The response by smaller retailers to this trend is evident - in Lagos, Nigeria for example, laundry detergents are stocked in no less than 100,000 outlets reflecting the low margin, high volume strategy.
Every penny counts
Affordability remains critical, given generally low incomes and high unemployment.
Recognising this, brands have demonstrated extreme frugalness and sensitivity to the spending habits of the consumer. One example is how in June 2012 Coca Cola cut its price for a 300 ml soda from KSh25 ($0.3) to KSh23 ($0.27) in order to boost demand.
Packaging has become ever more important, reflecting market realities with smaller packaging sizes for low income consumers and growth in canned food and drink. Cans, for example, are becoming more popular than glass for beer and other drinks because they are cheaper to produce, requiring less power to manufacture. Coca Cola and SABmiller have also adapted, pushing business models that rely on the use of returnable glass bottles to keep packaging costs low.
Unilever is another company that has reacted with goods sold in small packages, known as low unit packs (LUPs), weighing from 45 grams to just four grams, and costing from as little as half a cent. The company targets informal sellers who buy big packs, reselling them in smaller portions customers.
In Kenya, Orbit Chemical Industries reduced packaging to almost unthinkably small proportions and as a result boosted sales of detergent powder by 300%. As a result, it opened up it’s markets, reaching a new set of rural consumers.
The growth of local brands able to pay top dollar for rentals is still small due to the limited market size with big pockets. Even South Africa’s Pepkor Stores mostly avoided taking space in shopping malls as they expanded into Nigeria because of the high rentals, taking a low-cost model to the streets of Lagos. Pep’s strategy in Africa, which targets the lower-middle income earner with a low margin, high volume model, found its success in stores in standalone locations, in less formalised retail areas, without the need of big parking areas.

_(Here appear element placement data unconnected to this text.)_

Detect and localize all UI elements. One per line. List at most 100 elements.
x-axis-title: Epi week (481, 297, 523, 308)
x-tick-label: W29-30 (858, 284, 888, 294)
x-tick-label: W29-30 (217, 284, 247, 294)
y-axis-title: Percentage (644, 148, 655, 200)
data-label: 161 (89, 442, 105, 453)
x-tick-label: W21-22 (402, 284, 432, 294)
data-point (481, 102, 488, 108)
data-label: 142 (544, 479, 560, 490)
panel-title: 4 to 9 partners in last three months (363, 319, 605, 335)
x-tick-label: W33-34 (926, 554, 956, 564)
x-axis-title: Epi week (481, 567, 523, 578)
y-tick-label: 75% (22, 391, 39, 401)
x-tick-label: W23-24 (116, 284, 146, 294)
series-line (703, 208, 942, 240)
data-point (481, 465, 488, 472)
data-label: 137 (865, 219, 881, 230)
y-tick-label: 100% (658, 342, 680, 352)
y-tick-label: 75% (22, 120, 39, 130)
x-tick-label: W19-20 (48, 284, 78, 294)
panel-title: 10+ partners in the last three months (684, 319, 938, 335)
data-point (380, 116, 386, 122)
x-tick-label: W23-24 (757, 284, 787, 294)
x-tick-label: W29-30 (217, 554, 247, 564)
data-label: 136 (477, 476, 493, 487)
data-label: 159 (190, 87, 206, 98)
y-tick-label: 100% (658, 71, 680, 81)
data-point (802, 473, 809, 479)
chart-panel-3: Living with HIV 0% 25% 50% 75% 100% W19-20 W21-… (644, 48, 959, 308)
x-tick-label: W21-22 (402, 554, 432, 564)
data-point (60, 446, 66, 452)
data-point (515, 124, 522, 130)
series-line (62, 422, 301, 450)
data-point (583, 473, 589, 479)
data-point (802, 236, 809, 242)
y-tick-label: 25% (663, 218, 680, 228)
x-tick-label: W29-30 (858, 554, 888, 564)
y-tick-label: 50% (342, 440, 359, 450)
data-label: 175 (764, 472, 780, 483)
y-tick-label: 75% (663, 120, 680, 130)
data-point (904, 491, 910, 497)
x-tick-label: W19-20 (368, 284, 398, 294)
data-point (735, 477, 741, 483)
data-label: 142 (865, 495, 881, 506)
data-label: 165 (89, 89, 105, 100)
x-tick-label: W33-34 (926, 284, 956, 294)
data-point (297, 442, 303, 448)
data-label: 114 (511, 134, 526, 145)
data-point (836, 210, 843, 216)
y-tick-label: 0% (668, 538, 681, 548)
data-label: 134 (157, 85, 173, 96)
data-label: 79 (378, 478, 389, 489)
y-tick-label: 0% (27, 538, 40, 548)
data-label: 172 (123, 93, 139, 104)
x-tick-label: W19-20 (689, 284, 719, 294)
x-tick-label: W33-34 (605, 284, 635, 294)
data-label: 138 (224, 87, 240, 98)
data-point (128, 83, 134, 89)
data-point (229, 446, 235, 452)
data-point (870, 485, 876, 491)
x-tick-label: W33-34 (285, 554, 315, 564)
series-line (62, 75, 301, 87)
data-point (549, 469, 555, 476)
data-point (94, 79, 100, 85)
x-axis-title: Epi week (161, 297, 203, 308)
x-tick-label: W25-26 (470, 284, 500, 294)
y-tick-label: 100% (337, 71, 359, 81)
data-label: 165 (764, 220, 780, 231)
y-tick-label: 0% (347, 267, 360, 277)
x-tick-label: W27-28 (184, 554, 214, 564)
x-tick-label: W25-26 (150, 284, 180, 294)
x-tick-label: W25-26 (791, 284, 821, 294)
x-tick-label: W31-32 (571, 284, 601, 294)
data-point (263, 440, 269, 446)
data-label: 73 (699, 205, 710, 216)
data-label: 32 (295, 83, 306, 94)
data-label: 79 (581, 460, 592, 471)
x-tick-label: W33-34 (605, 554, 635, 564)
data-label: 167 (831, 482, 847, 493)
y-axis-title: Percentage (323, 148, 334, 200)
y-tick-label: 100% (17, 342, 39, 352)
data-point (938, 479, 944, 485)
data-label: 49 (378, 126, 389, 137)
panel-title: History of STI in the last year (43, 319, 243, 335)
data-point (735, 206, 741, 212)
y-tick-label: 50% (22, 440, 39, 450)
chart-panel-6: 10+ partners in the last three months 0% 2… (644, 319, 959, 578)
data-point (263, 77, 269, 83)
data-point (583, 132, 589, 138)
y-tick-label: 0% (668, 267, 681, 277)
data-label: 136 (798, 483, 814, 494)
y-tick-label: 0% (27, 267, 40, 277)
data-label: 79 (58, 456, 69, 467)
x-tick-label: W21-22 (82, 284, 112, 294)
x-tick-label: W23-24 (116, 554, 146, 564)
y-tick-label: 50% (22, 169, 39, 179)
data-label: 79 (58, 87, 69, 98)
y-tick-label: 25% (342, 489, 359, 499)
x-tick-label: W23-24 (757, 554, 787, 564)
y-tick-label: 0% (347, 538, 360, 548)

Put simply, the base of Africa’s consumer pyramid cannot be thought of as a market with the vast proportion still focusing their budgets on needs rather than adapting behaviours and budgets to fit products into their lives. As a result lot of companies have quickly reacted, some have had their fingers burned and left, having seen that the projections for Africa’s middle class isn’t quite what they expected it to be.